Only a fraction of the Ndt80-dependent transcripts are canonical; i.e. fully mapping to one of ~6000 annotated open reading frames (ORFs) within the yeast genome. The rest contain alternative transcription start sites within or outside of the known ORFs (Brar et al 2012). Among the newly identified meiotic transcripts, we have dissected the mechanism of action for a distinct class that we termed LUTIs – for Long Undecoded Transcript Isoforms (Chen and Tresenrider 2017; Chia et al 2017; Cheng and Otto et al 2018; Tresenrider et al 2021). LUTIs are expressed from an alternative promoter, which is located upstream of the canonical promoter near the coding region. Activation of the LUTI promoter downregulates protein synthesis by a two-pronged mechanism: First, transcription from the LUTI promoter establishes chromatin that silences the canonical promoter in cis, thereby blocking the expression of the protein-coding transcript isoform. Second, the LUTI mRNA cannot be translated into a functional protein, because the upstream open reading frames (uORFs) in its 5’ leader restrict ribosome access to the coding region. Consequently, a single transcription factor can synchronously activate and repress protein synthesis for distinct sets of genes, depending whether it binds to a canonical or an alternative LUTI promoter, respectively. To identify new regulators of LUTI-based regulation, we have taken an unbiased genetic approach by fusing the 5’ leader of a LUTI-regulated gene in front of a reporter gene, and by selecting mutants that gain the ability to express the reporter despite elevated levels of LUTI expression (LUTI suppressors). This approach has enabled us to uncover new players in LUTI-based regulation. In parallel, we are investigating the functional consequences of LUTI-based regulation in meiosis by examining the genes regulated by this mechanism.
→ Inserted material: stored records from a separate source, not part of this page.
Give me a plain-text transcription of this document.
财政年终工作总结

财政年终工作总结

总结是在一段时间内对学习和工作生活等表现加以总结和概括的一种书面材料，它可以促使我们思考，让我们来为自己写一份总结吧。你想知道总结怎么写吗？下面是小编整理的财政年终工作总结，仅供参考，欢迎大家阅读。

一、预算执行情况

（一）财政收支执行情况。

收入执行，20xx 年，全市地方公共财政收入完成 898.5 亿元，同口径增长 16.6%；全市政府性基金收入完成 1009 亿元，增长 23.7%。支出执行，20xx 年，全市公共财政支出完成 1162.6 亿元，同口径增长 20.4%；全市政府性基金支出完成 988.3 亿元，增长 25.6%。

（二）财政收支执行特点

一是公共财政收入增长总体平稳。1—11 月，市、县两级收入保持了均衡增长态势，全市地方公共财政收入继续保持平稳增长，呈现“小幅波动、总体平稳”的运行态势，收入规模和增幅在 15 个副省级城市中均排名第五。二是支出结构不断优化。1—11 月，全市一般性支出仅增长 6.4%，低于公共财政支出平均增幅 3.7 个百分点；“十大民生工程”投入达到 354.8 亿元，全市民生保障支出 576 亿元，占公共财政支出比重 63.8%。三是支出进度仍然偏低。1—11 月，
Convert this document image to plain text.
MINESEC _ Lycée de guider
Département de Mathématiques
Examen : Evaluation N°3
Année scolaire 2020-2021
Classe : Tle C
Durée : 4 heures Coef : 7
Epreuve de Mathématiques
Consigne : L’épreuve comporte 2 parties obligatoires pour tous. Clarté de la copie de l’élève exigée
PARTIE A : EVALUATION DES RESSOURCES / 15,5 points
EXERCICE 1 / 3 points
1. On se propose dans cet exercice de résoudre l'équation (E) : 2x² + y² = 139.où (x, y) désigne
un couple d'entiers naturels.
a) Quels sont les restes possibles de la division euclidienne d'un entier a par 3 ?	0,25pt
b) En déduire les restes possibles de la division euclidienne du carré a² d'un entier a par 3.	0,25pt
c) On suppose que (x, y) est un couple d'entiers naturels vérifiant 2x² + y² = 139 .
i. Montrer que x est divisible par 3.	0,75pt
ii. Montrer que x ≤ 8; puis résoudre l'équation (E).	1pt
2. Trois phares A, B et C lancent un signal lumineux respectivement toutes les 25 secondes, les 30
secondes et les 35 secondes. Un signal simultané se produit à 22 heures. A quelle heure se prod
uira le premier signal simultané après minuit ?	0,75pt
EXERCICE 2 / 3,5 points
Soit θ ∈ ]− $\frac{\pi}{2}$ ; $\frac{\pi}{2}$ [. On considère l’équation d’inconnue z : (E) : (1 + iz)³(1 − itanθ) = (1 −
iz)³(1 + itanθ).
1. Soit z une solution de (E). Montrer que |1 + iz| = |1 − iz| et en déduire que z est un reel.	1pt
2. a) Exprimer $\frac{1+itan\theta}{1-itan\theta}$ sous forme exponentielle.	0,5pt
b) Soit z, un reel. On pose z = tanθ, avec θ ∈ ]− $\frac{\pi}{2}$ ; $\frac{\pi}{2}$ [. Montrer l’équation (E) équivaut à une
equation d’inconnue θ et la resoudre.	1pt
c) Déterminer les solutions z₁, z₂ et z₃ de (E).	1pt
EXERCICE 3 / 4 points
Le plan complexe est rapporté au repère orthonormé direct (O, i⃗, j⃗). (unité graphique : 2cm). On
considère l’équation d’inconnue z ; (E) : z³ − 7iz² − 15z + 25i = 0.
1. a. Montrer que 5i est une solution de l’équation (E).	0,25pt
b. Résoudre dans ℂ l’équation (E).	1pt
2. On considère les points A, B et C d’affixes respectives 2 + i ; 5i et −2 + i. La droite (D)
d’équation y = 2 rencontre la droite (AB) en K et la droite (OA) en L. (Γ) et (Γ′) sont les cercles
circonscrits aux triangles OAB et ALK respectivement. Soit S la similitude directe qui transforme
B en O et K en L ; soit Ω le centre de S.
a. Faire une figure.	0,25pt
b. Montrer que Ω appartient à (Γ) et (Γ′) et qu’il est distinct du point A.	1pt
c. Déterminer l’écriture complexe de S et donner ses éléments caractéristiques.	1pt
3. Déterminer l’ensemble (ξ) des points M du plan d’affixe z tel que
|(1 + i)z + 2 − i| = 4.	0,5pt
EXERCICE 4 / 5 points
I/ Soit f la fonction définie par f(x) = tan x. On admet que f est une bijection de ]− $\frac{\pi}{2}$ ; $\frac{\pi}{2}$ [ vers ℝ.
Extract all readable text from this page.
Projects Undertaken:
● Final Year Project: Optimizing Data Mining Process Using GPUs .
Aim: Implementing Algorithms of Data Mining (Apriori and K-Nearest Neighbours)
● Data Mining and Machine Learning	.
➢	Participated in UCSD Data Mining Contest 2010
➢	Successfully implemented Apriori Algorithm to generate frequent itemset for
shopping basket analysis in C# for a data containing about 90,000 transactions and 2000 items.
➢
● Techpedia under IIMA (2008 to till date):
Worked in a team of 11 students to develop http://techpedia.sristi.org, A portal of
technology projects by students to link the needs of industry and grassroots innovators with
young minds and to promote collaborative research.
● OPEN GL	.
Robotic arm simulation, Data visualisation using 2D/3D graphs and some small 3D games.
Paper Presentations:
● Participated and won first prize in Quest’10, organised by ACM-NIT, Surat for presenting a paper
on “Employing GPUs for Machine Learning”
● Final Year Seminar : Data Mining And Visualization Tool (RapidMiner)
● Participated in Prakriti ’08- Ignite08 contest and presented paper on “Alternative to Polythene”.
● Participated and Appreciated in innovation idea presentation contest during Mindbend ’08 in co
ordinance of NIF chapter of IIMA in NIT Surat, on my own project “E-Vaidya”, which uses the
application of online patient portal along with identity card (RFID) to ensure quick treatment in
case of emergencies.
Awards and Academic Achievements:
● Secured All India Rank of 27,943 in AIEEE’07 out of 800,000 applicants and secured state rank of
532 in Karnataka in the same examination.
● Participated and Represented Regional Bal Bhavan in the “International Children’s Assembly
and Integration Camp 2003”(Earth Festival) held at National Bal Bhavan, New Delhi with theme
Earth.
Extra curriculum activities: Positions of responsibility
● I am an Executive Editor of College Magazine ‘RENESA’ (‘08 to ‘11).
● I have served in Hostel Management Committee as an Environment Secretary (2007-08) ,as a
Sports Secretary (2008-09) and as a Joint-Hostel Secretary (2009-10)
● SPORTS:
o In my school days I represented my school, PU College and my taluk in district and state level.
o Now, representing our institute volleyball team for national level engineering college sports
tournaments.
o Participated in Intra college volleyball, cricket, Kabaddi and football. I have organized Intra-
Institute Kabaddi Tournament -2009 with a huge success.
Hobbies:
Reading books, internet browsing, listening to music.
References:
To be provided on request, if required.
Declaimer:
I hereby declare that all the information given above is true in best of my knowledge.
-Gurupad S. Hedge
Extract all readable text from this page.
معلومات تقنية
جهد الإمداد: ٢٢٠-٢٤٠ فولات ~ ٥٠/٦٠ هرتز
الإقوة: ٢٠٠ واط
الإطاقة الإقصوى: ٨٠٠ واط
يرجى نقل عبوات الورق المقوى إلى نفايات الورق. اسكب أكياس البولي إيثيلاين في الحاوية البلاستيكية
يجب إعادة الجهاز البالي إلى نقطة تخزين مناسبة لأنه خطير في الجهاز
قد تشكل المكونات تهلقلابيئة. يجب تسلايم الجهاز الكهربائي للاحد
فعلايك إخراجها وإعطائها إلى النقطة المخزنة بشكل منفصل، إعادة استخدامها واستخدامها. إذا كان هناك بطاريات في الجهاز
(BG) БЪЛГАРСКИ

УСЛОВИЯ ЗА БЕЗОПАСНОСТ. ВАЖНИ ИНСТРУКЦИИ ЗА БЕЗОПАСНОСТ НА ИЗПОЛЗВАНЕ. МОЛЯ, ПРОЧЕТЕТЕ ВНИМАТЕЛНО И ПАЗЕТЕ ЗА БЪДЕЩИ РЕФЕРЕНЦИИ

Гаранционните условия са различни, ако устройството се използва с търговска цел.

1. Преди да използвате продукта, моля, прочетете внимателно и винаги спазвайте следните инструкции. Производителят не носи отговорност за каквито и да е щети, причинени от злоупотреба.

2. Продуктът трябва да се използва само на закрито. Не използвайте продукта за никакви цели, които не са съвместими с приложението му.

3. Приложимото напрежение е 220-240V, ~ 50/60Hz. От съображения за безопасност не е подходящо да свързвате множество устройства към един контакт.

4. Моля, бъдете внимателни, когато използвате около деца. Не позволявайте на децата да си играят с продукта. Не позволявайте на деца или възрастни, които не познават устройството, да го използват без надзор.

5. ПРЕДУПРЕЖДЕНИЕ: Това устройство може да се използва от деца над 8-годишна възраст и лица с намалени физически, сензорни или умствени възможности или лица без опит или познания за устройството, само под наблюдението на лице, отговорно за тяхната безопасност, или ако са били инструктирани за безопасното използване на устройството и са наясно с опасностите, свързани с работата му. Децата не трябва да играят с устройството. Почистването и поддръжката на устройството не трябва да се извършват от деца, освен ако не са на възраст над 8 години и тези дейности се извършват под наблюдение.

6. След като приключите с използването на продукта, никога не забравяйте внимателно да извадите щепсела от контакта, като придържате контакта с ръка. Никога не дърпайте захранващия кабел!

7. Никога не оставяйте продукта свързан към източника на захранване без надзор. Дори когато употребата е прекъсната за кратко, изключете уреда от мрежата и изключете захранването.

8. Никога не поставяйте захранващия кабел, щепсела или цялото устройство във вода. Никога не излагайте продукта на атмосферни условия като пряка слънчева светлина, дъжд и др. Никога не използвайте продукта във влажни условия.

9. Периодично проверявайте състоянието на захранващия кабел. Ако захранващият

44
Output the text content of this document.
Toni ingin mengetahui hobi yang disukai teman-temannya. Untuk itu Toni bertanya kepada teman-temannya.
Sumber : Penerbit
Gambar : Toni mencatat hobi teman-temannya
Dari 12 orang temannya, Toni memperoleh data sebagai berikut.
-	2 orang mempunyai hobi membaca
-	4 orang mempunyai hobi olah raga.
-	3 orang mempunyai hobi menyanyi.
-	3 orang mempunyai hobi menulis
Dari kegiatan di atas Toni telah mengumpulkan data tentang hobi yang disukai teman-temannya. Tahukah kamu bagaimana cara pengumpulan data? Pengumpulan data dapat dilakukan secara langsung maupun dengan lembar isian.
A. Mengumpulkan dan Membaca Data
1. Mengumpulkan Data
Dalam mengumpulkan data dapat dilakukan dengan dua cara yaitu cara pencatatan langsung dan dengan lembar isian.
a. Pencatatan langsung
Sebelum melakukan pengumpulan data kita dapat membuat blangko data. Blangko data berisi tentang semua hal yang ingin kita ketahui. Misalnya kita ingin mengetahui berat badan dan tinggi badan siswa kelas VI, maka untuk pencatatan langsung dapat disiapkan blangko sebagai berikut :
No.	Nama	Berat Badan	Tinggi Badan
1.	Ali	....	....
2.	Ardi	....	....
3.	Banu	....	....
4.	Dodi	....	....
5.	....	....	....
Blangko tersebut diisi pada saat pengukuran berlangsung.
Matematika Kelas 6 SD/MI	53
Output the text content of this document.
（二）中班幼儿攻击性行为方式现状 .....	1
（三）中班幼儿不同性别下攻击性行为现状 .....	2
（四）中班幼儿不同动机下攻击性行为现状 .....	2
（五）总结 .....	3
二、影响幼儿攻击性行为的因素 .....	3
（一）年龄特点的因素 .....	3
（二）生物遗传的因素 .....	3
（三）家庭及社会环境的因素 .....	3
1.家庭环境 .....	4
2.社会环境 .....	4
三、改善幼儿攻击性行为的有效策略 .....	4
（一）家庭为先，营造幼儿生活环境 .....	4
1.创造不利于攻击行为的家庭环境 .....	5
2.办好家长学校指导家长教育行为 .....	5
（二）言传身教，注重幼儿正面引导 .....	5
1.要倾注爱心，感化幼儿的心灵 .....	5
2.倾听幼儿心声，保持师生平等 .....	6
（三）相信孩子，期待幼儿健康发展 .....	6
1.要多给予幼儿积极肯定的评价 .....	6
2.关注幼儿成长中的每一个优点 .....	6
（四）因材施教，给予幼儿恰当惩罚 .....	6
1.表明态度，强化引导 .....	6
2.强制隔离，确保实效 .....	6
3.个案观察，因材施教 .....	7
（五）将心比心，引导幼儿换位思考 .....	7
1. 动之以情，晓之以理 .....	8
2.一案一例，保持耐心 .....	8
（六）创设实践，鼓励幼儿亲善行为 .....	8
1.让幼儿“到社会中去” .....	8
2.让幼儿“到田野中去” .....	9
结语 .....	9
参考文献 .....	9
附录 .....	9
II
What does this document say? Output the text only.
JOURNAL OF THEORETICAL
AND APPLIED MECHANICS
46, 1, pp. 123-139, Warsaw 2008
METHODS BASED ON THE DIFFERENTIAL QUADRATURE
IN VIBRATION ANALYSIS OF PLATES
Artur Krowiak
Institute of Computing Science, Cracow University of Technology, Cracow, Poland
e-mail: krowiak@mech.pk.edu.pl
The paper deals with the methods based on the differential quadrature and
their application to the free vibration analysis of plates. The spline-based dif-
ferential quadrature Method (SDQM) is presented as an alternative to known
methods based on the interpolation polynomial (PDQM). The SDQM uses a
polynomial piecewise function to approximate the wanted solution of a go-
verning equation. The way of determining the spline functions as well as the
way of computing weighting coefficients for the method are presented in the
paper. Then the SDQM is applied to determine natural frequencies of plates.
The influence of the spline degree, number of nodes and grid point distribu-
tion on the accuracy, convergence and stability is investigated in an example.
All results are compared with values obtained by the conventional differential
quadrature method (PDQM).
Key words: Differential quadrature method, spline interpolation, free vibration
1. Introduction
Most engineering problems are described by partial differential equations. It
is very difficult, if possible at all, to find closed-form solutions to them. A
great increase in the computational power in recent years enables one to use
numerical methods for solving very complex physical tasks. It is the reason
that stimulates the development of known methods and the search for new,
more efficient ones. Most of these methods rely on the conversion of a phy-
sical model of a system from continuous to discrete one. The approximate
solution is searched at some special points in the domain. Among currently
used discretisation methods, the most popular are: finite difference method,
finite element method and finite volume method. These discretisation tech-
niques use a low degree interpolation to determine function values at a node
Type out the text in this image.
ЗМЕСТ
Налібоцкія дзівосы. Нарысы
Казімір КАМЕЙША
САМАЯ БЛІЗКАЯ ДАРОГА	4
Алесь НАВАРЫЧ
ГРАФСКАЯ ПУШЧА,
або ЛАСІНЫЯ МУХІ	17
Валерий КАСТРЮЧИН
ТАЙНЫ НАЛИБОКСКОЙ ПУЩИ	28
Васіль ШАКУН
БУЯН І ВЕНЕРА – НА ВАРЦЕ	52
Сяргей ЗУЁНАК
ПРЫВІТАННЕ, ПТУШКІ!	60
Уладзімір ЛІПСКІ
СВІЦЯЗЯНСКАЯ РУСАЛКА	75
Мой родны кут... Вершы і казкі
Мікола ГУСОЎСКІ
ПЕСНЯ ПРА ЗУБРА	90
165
Extending our initial discoveries in budding yeast, we have demonstrated that the human proto-oncogene MDM2 is regulated by a LUTI (Hollerer et al. 2019). As human embryonic stem cells (hESCs) differentiate into endoderm, MDM2 LUTI expression is upregulated while the protein-coding MDM2 transcript shows the opposite trend. Because MDM2 is the principal antagonist of p53, a tumor suppressor that promotes mesendodermal gene expression and inhibits pluripotency factors, we propose that MDM2 LUTI is important for proper endoderm differentiation. To this end, we are testing whether the LUTI-based repression requires the same components used in budding yeast and whether MDM2 LUTI is necessary for endoderm differentiation. We are also developing reporter systems to screen for new players of LUTI-based regulation in human cells.